I am pleased to see that my frequent whinges about the abysmally low word rate paid to freelance journalists have made not a jot of difference. In fact, I would have been worried if they had. It would have meant that either someone in management was actually reading a magazine article or that they felt sufficiently guilt ridden to up the rate. Happily though, the status quo remains intact and freelancers can look forward to earning precisely the same amount of money for their work in the future as they have for the past fifteen years. I withdraw my past comments on the matter and accept that it is very bad form for a newcomer like myself to start comparing the newspaper and magazine industry with the real commercial world.

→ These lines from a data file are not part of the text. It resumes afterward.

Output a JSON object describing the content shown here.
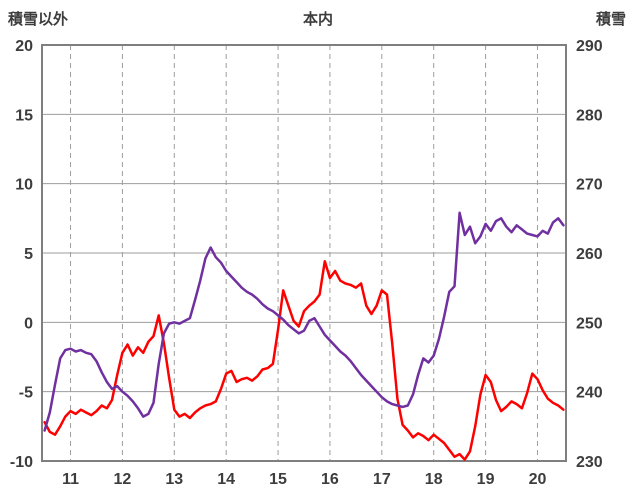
{
  "title": "本内",
  "style": {
    "grid_color": "#9d9d9d",
    "frame_color": "#7f7f7f",
    "text_color": "#3d3d3d",
    "background": "#ffffff"
  },
  "left_axis": {
    "label": "積雪以外",
    "min": -10,
    "max": 20,
    "ticks": [
      20,
      15,
      10,
      5,
      0,
      -5,
      -10
    ]
  },
  "right_axis": {
    "label": "積雪",
    "min": 230,
    "max": 290,
    "ticks": [
      290,
      280,
      270,
      260,
      250,
      240,
      230
    ]
  },
  "x_axis": {
    "min": 10.45,
    "max": 20.55,
    "ticks": [
      11,
      12,
      13,
      14,
      15,
      16,
      17,
      18,
      19,
      20
    ]
  },
  "chart_data": {
    "type": "line",
    "title": "本内",
    "xlabel": "",
    "legend": "none",
    "grid": "on",
    "series": [
      {
        "name": "積雪以外",
        "axis": "left",
        "color": "#FF0000",
        "points": [
          [
            10.5,
            -7.2
          ],
          [
            10.6,
            -7.9
          ],
          [
            10.7,
            -8.1
          ],
          [
            10.8,
            -7.5
          ],
          [
            10.9,
            -6.8
          ],
          [
            11.0,
            -6.4
          ],
          [
            11.1,
            -6.6
          ],
          [
            11.2,
            -6.3
          ],
          [
            11.3,
            -6.5
          ],
          [
            11.4,
            -6.7
          ],
          [
            11.5,
            -6.4
          ],
          [
            11.6,
            -6.0
          ],
          [
            11.7,
            -6.2
          ],
          [
            11.8,
            -5.6
          ],
          [
            11.9,
            -3.8
          ],
          [
            12.0,
            -2.2
          ],
          [
            12.1,
            -1.6
          ],
          [
            12.2,
            -2.4
          ],
          [
            12.3,
            -1.8
          ],
          [
            12.4,
            -2.2
          ],
          [
            12.5,
            -1.4
          ],
          [
            12.6,
            -1.0
          ],
          [
            12.7,
            0.5
          ],
          [
            12.8,
            -1.5
          ],
          [
            12.9,
            -4.0
          ],
          [
            13.0,
            -6.3
          ],
          [
            13.1,
            -6.8
          ],
          [
            13.2,
            -6.6
          ],
          [
            13.3,
            -6.9
          ],
          [
            13.4,
            -6.5
          ],
          [
            13.5,
            -6.2
          ],
          [
            13.6,
            -6.0
          ],
          [
            13.7,
            -5.9
          ],
          [
            13.8,
            -5.7
          ],
          [
            13.9,
            -4.8
          ],
          [
            14.0,
            -3.7
          ],
          [
            14.1,
            -3.5
          ],
          [
            14.2,
            -4.3
          ],
          [
            14.3,
            -4.1
          ],
          [
            14.4,
            -4.0
          ],
          [
            14.5,
            -4.2
          ],
          [
            14.6,
            -3.9
          ],
          [
            14.7,
            -3.4
          ],
          [
            14.8,
            -3.3
          ],
          [
            14.9,
            -3.0
          ],
          [
            15.0,
            -0.5
          ],
          [
            15.1,
            2.3
          ],
          [
            15.2,
            1.2
          ],
          [
            15.3,
            0.1
          ],
          [
            15.4,
            -0.3
          ],
          [
            15.5,
            0.8
          ],
          [
            15.6,
            1.2
          ],
          [
            15.7,
            1.5
          ],
          [
            15.8,
            2.0
          ],
          [
            15.9,
            4.4
          ],
          [
            16.0,
            3.2
          ],
          [
            16.1,
            3.7
          ],
          [
            16.2,
            3.0
          ],
          [
            16.3,
            2.8
          ],
          [
            16.4,
            2.7
          ],
          [
            16.5,
            2.5
          ],
          [
            16.6,
            2.8
          ],
          [
            16.7,
            1.2
          ],
          [
            16.8,
            0.6
          ],
          [
            16.9,
            1.2
          ],
          [
            17.0,
            2.3
          ],
          [
            17.1,
            2.0
          ],
          [
            17.2,
            -1.5
          ],
          [
            17.3,
            -5.5
          ],
          [
            17.4,
            -7.4
          ],
          [
            17.5,
            -7.8
          ],
          [
            17.6,
            -8.3
          ],
          [
            17.7,
            -8.0
          ],
          [
            17.8,
            -8.2
          ],
          [
            17.9,
            -8.5
          ],
          [
            18.0,
            -8.1
          ],
          [
            18.1,
            -8.4
          ],
          [
            18.2,
            -8.7
          ],
          [
            18.3,
            -9.2
          ],
          [
            18.4,
            -9.7
          ],
          [
            18.5,
            -9.5
          ],
          [
            18.6,
            -9.9
          ],
          [
            18.7,
            -9.3
          ],
          [
            18.8,
            -7.5
          ],
          [
            18.9,
            -5.2
          ],
          [
            19.0,
            -3.8
          ],
          [
            19.1,
            -4.3
          ],
          [
            19.2,
            -5.6
          ],
          [
            19.3,
            -6.4
          ],
          [
            19.4,
            -6.1
          ],
          [
            19.5,
            -5.7
          ],
          [
            19.6,
            -5.9
          ],
          [
            19.7,
            -6.2
          ],
          [
            19.8,
            -5.1
          ],
          [
            19.9,
            -3.7
          ],
          [
            20.0,
            -4.1
          ],
          [
            20.1,
            -4.9
          ],
          [
            20.2,
            -5.5
          ],
          [
            20.3,
            -5.8
          ],
          [
            20.4,
            -6.0
          ],
          [
            20.5,
            -6.3
          ]
        ]
      },
      {
        "name": "積雪",
        "axis": "right",
        "color": "#7030A0",
        "points": [
          [
            10.5,
            234.4
          ],
          [
            10.6,
            237.0
          ],
          [
            10.7,
            241.0
          ],
          [
            10.8,
            244.8
          ],
          [
            10.9,
            246.0
          ],
          [
            11.0,
            246.2
          ],
          [
            11.1,
            245.8
          ],
          [
            11.2,
            246.0
          ],
          [
            11.3,
            245.6
          ],
          [
            11.4,
            245.4
          ],
          [
            11.5,
            244.4
          ],
          [
            11.6,
            242.8
          ],
          [
            11.7,
            241.4
          ],
          [
            11.8,
            240.4
          ],
          [
            11.9,
            240.8
          ],
          [
            12.0,
            240.0
          ],
          [
            12.1,
            239.4
          ],
          [
            12.2,
            238.6
          ],
          [
            12.3,
            237.6
          ],
          [
            12.4,
            236.4
          ],
          [
            12.5,
            236.8
          ],
          [
            12.6,
            238.4
          ],
          [
            12.7,
            244.0
          ],
          [
            12.8,
            248.4
          ],
          [
            12.9,
            249.8
          ],
          [
            13.0,
            250.0
          ],
          [
            13.1,
            249.8
          ],
          [
            13.2,
            250.2
          ],
          [
            13.3,
            250.6
          ],
          [
            13.4,
            253.2
          ],
          [
            13.5,
            256.0
          ],
          [
            13.6,
            259.2
          ],
          [
            13.7,
            260.8
          ],
          [
            13.8,
            259.4
          ],
          [
            13.9,
            258.6
          ],
          [
            14.0,
            257.4
          ],
          [
            14.1,
            256.6
          ],
          [
            14.2,
            255.8
          ],
          [
            14.3,
            255.0
          ],
          [
            14.4,
            254.4
          ],
          [
            14.5,
            254.0
          ],
          [
            14.6,
            253.4
          ],
          [
            14.7,
            252.6
          ],
          [
            14.8,
            252.0
          ],
          [
            14.9,
            251.6
          ],
          [
            15.0,
            251.0
          ],
          [
            15.1,
            250.4
          ],
          [
            15.2,
            249.6
          ],
          [
            15.3,
            249.0
          ],
          [
            15.4,
            248.4
          ],
          [
            15.5,
            248.8
          ],
          [
            15.6,
            250.2
          ],
          [
            15.7,
            250.6
          ],
          [
            15.8,
            249.4
          ],
          [
            15.9,
            248.2
          ],
          [
            16.0,
            247.4
          ],
          [
            16.1,
            246.6
          ],
          [
            16.2,
            245.8
          ],
          [
            16.3,
            245.2
          ],
          [
            16.4,
            244.4
          ],
          [
            16.5,
            243.4
          ],
          [
            16.6,
            242.4
          ],
          [
            16.7,
            241.6
          ],
          [
            16.8,
            240.8
          ],
          [
            16.9,
            240.0
          ],
          [
            17.0,
            239.2
          ],
          [
            17.1,
            238.6
          ],
          [
            17.2,
            238.2
          ],
          [
            17.3,
            238.0
          ],
          [
            17.4,
            237.8
          ],
          [
            17.5,
            238.0
          ],
          [
            17.6,
            239.6
          ],
          [
            17.7,
            242.4
          ],
          [
            17.8,
            244.8
          ],
          [
            17.9,
            244.2
          ],
          [
            18.0,
            245.2
          ],
          [
            18.1,
            247.6
          ],
          [
            18.2,
            250.8
          ],
          [
            18.3,
            254.4
          ],
          [
            18.4,
            255.2
          ],
          [
            18.5,
            265.8
          ],
          [
            18.6,
            262.6
          ],
          [
            18.7,
            263.8
          ],
          [
            18.8,
            261.4
          ],
          [
            18.9,
            262.4
          ],
          [
            19.0,
            264.2
          ],
          [
            19.1,
            263.2
          ],
          [
            19.2,
            264.6
          ],
          [
            19.3,
            265.0
          ],
          [
            19.4,
            263.8
          ],
          [
            19.5,
            263.0
          ],
          [
            19.6,
            264.0
          ],
          [
            19.7,
            263.4
          ],
          [
            19.8,
            262.8
          ],
          [
            19.9,
            262.6
          ],
          [
            20.0,
            262.4
          ],
          [
            20.1,
            263.2
          ],
          [
            20.2,
            262.8
          ],
          [
            20.3,
            264.4
          ],
          [
            20.4,
            265.0
          ],
          [
            20.5,
            264.0
          ]
        ]
      }
    ]
  }
}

I guess the low remuneration is all part of the attractive struggling artist image. It would be all too easy to support an expensive drug habit or become an alcoholic if the word rate had, at least, kept pace with inflation. But where’s the fun in that? Where’s the suffering? What’s the point of being able to afford to live in an upmarket northern suburbs cluster complex when all you have are accountants and lawyers for neighbours? How are you supposed to stand out from the crowd?
The first act of Puccini’s opera La Boheme is the standard template for the struggling artist. Live in a leaky apartment, break the furniture up for firewood, eat one good meal a week and don’t pay the landlord. Oh yes, and only date girls who are dying of consumption.
The only problem with this romantic backdrop is that it’s fine when you’re still young enough to put a brave face on such bohemian misery. It ceases to be as much fun when you suddenly discover you’re older, less attractive to consumptive seamstresses, still being paid what you were fifteen years ago (while all your friends have moved on to the supertax bracket) and have no pension fund to keep you in your old age. It’s not even as if you can change jobs that easily. Once you’ve become accustomed to the undisciplined life of freelance scribbling with its long, drunken lunches, the prospect of pitching up to an office at the same time each morning and filling in a leave form holds very little attraction. So, unless you’re really determined to find another career, you’re stuck with it.
Which means that you need to start making plans for your future and coming up with a survival strategy if you want to avoid becoming an embittered old hack. First rule is never to write for a publication you wouldn’t want to read yourself. If you don’t want to read it then you can assume that nobody you know wants to either. What’s the point of sweating out 800 words at a low rate if nobody you know is going to read them? If you can’t have the money you can at least have the fame, so restrict yourself to high circulation publications. The spin off is well worth it. You get more invitations to travel freebies and you get to attend good parties because the PR industry assume you have more clout. You are also more likely to be invited to MC events if you write for a large circulation publication than if you happen to be the property editor for Homeless Talk. And, at upwards of R15,000 for an evening, MCing is the only way we freelancers can still afford life’s little vices. With any luck I should be able to give up writing completely next year.